Every Sunday, Bac Ha hosts the biggest fair near the mountainous highlands and the Chinese border. It is the largest and most colourful market in the area and attracts throngs of villagers from the surrounding hill tribes. Some walk several hours for the weekly opportunity to trade and barter food, animals, clothes and household goods. 80km from Sapa, Bac Ha Market is not only the place for buying and selling, but also a place for cultural and sentiment exchanging. On the market days, right from the early morning, all paths and mountain roads are full of people and horses pouring to the market. People usually sit in groups around a soup pan (“thang co”) eating and chatting.
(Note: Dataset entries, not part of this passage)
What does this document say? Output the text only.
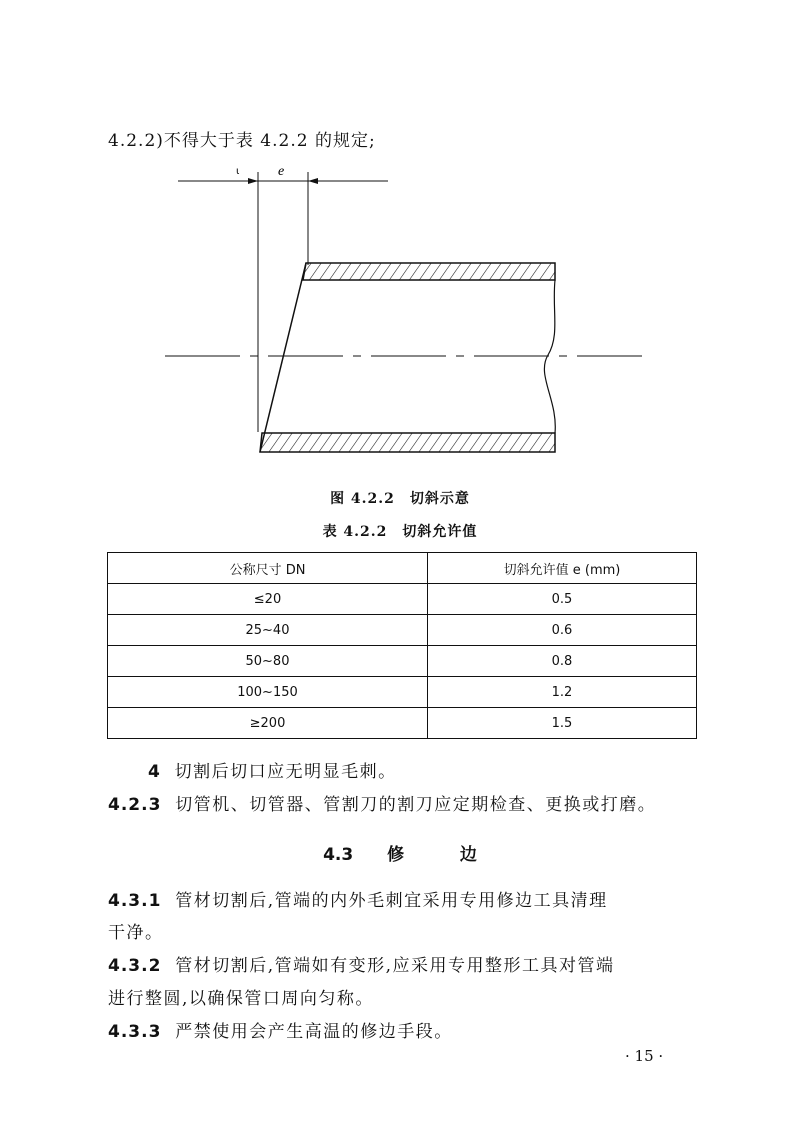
4.2.2)不得大于表 4.2.2 的规定;
e
ι
图 4.2.2　切斜示意
表 4.2.2　切斜允许值
公称尺寸 DN	切斜允许值 e (mm)
≤20	0.5
25~40	0.6
50~80	0.8
100~150	1.2
≥200	1.5
4 切割后切口应无明显毛刺。
4.2.3 切管机、切管器、管割刀的割刀应定期检查、更换或打磨。
4.3 修	边
4.3.1 管材切割后,管端的内外毛刺宜采用专用修边工具清理
干净。
4.3.2 管材切割后,管端如有变形,应采用专用整形工具对管端
进行整圆,以确保管口周向匀称。
4.3.3 严禁使用会产生高温的修边手段。
· 15 ·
Many different ethnic groups such as Flower H’mong, Phu La, Black Dao, Tay and Nung minorities gather to buy and sell local products that cannot be found elsewhere. The market was very crowded, local products for sale or barter are carried on horseback. Besides the usual items like pigs, cows, chickens, and ducks, Bac Ha Market sold dogs. As dogs were available as cuts of meat, they were also available live, right next to the live pigs, chickens, and other livestock. There was a brisk trade at the market for everything from hand-embroidered skirts to all manner of 4-legged animals. The “fresh” meat section is not for the faint of heart and might steer more than a few visitors in the direction of strict vegetarianism.
Though tourists were not in short supply, they were not the focus. Most locals paid little attention to them, rather choosing to focus on their business and the short Sunday-sized window of opportunity. Rounding the corner and pungent fumes of alcohol accosted your senses of smell, from corn whiskey, a Bac Ha specialty. The potent moonshine is decanted by vendors from large white plastic jugs to used bottled water containers. If you doubt the ability of a vendor’s hooch to peel paint or light your senses on fire, you can try a shot for free.
At the fair, adventurous gastronomes can try “thang co” blood porridge, a popular dish of the H’Mong and other local people. The Flower H’mong minority is the most common here, and their colourful dresses makes is a beautiful sight.